Well, it looks as if the bill to license PIs is back on track after a lot of wrangling in the Senate and is on its way to the House in much the same form as it was introduced in February. The “agency” language was stripped (along with the higher fees, increased oversight by DORA and the language that threatened to keep new PIs out of the profession).
There was a comment on an earlier post of mine (by Rick Johnson) that the agency language was just another example of how PPIAC likes to dangle carrots and then switch. Its my understanding that it was PPIAC took the lead in opposing the agency language and returning the bill to its original form. If that’s the case, I think PPIAC leadership should be congratulated on sticking to their guns and making sure the bill that was introduced into the Senate is what will be sent to the House…and hopefully the Governor. Instead of accusing PPIAC of a bait and switch, there should have been an extreme amount of outcry over how special interest groups and individuals were hijacking this bill to fit their own situation.
Let’s face it – that agency amendment was just a result of someone’s (or a small group’s) personal agenda. But the net result of that amendment was was extremely threatening to not only agencies, but to single operators as well. As I said in an earlier post, it would have given DORA the authority to mandate how you supervised employees and it would have kept a lot of people from being in business, since DORA had the authority to decide who could or couldn’t be “an agency”. Kudos to those that listened to the small operator and returned the bill to its original form.
I watched the debate on the Senate floor online. It absolutely kills me how Senator Balmer and others seem to get their facts wrong. Senator Balmer was going on about how “ten or so” private investigators we re pushing this bill, and that they represent 1% of the total PIs in Colorado. Simple math says that he believes, then, that there are 1,000 PIs is Colorado. And that the VAST MAJORITY of PIs in Colorado are ex-law enforcement and military. But what really got me was the fact that he voted in favor of mandatory licensing last year. Kinda reminds me of someone else that championed mandatory regulation in years past, but suddenly is against.
So I return to a position of support for the bill. I was leaning no with that agency BS. I had even sent an email to my senator expressing concern. But getting back to the original bill is a good thing and I think it returns to addressing the issue of protecting the public without too much regulation.
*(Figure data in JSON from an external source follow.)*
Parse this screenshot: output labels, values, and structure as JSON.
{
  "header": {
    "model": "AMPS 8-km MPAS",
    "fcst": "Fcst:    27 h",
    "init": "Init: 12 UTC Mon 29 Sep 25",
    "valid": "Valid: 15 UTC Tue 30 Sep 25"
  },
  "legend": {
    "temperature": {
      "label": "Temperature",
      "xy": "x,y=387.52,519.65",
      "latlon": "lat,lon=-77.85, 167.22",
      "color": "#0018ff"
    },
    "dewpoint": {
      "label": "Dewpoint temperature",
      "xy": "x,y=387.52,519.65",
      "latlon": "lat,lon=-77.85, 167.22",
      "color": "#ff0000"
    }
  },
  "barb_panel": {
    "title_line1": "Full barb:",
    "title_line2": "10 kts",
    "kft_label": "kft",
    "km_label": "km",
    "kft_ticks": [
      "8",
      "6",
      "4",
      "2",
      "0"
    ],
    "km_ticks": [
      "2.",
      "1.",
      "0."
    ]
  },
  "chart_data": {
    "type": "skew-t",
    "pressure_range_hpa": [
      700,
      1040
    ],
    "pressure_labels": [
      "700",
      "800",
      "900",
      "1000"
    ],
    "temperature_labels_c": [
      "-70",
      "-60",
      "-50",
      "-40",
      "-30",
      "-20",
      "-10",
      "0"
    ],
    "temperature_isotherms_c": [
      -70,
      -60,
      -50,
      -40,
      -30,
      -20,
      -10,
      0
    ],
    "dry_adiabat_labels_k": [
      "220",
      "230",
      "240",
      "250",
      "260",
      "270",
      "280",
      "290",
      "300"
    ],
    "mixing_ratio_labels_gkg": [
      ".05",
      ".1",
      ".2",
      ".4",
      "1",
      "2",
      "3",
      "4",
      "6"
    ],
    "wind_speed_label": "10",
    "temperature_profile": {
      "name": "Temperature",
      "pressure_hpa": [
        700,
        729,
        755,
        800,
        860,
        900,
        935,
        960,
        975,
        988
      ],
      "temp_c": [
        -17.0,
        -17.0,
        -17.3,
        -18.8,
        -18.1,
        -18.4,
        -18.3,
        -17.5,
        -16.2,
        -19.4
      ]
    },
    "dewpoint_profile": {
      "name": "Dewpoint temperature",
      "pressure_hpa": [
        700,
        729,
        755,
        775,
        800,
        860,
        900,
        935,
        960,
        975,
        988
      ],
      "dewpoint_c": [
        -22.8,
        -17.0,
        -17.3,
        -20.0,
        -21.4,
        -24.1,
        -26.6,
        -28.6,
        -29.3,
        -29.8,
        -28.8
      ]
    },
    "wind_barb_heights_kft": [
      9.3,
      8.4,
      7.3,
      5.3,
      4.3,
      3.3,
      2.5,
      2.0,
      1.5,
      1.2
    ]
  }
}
It keeps the criminals out and requires that you pass a test to make sure everyone understands the laws with respect to operating as a PI. There is a lot being said by opponents about how we don’t need regulation to “protect the public”, and opponents say there are criminal laws and civil remedies to answer that issue. But we pass laws all the time to not only address what has happened…but also as to what is possible or probable. Inexperienced PIs that think its a good idea to track their subjects using GPS devices are (I believe) just ignorant to the law. Requiring them to pass a test that demonstrates they know it’s illegal to do so (in most cases) will prevent incidents (like the one in Weld County a couple of years ago) from happening in the first place. Lets assume that the guy that did that just didn’t understand the legalities. Had he been aware, he probably would have avoided the criminal charges that were filed against him. So a bill that requires a test is a good thing, especially for those that are new to the profession.
I don’t know for sure who was leading the fight to get the bill back to what was introduced. I suspect it was probably PPIAC Chairman Chris Bray and President Steve Davis, but I have no direct knowledge. They’re a logical choice since they are at the top of the PPIAC. But regardless of who was responsible, they have my thanks for leading the fight to keep the fees reasonable, championing the little guy, and doing the hard work of bringing mandatory regulation to Colorado.